A doggy caught napping
Off we went again, stopping en route at the Burger Box as usual. Now, this is where the “goose bumps stuff” starts. As we drove into the parking area we took a drive around looking for a yellow board with a letter “C”. Not seeing anything, we decide to go to Long Term Parking (where we’d found her each time previously, although the guards hadn’t as yet seen her). As we stopped at the boom to enter, the first car on our right had a big yellow sticker on it – with the letter “C” in black.
On the right-hand side of Long Term Parking, there’s a fence running all the way down. Still, I was a bit sceptical – after all, nobody had actually seen our girl.
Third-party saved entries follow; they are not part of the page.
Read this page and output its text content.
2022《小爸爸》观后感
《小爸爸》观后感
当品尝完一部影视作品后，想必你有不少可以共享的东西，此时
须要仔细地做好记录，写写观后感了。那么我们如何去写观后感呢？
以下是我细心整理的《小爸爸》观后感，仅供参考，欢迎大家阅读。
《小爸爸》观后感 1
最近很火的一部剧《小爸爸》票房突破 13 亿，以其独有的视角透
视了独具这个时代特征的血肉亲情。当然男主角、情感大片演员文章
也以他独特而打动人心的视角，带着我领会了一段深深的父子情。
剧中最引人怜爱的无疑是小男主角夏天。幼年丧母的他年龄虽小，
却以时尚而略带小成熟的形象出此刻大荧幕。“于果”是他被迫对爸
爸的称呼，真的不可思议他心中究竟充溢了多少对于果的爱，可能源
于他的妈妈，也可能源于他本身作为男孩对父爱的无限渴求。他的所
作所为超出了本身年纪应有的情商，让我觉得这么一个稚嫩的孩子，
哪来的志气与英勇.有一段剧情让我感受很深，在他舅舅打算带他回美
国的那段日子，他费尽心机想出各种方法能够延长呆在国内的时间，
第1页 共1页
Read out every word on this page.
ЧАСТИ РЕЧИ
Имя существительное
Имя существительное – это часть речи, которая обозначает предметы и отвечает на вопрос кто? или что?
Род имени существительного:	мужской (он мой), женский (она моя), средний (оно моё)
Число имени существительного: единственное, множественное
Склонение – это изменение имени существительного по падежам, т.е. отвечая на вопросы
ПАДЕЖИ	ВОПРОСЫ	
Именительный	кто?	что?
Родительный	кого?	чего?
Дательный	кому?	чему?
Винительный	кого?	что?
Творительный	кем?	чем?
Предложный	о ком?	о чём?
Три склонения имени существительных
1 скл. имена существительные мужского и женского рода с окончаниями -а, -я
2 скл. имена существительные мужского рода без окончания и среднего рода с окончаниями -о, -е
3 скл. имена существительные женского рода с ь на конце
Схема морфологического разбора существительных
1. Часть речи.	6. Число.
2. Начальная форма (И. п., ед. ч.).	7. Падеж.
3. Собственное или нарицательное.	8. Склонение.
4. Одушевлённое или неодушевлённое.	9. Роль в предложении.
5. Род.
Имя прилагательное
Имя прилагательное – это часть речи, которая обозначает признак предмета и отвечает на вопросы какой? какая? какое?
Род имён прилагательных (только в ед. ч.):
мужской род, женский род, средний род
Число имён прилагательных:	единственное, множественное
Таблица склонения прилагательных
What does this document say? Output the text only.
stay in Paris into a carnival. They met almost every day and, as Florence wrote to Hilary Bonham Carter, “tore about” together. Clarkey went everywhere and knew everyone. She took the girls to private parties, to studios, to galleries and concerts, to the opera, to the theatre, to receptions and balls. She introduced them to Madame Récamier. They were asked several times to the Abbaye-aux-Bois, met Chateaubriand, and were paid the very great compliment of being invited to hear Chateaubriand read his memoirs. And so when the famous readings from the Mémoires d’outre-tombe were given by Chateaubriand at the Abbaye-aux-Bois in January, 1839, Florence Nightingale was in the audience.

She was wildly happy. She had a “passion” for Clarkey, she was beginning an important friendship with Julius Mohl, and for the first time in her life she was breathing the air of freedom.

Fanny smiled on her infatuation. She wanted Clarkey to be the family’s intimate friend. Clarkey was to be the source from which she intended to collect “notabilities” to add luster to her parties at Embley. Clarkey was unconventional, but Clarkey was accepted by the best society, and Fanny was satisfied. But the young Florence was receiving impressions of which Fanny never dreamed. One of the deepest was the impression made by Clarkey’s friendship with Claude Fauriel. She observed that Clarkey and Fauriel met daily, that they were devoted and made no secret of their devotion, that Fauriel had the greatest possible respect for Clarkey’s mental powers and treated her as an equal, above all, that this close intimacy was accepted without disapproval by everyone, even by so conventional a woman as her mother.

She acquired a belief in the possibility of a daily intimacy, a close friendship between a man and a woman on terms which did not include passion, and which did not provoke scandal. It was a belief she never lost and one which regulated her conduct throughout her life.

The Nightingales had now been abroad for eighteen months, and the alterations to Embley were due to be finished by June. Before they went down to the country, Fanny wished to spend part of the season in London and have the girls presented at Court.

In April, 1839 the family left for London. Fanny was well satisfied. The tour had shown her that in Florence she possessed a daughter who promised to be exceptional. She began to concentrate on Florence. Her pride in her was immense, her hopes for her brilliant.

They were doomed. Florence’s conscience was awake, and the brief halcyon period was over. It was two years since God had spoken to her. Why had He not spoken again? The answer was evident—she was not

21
As we kept driving and walking up and down the parking bays, I just kept on praying. And, lo and behold, my daughter Nikita waved at us: our girl was right there, asleep in the shade! We couldn’t believe it. When she saw her, Nikita decided that the little dog looked like a Mia – and so, that was her name.
Mia seemed very nervous; she didn’t want to take the Russians from my mom or from Nikita. Trying for hours, I did the exercise Tammy had done with me earlier and, when the time was right, decided to “move in”. And, yep, you guessed it: little Miss Mia ate the sausages from out of my hands. Just like that.
Again, we’d laced them with sedatives; this time stronger ones. I talked to Mia the whole time, telling her how beautiful she was, how we loved her, and that we only wanted to help. It was almost like Mia would sit completely still and listen to me; almost as if she understood. After what felt like hours, Mia was getting drowsy from the sedative and we saw our window of opportunity. We swooped in and grabbed her with a blanket, slipped a leash around her neck, and that was that. Tears rolled freely down our faces. Mia was safe.
We’ve since changed her name to Ouvrou (“old lady”) and she loves it. She’s around six years old and we’re working with her to help her regain her trust in humans. Although she’s technically up for adoption, in all honestly we’re not really looking. She’s happy where she is and we don’t mind having her.
We have so many “thank yous”. Thank you to Trish Govender who alerted us about this girl. Thank you Tammy De Oliveira for your communication, which played a massive part in her rescue. Thank you Minette Vos, Jennifer Pieterse and Nikita (my daughter, my rescue buddy) – I could never have done this without you.
Burger Box Roadhouse, your Russian sausages are flippin’ amazing – Mia will vouch for that. Never have I thought that I’d be so grateful for a roadhouse and its Russians.
And to Ouvrou, our angel, I promise that a better life awaits you!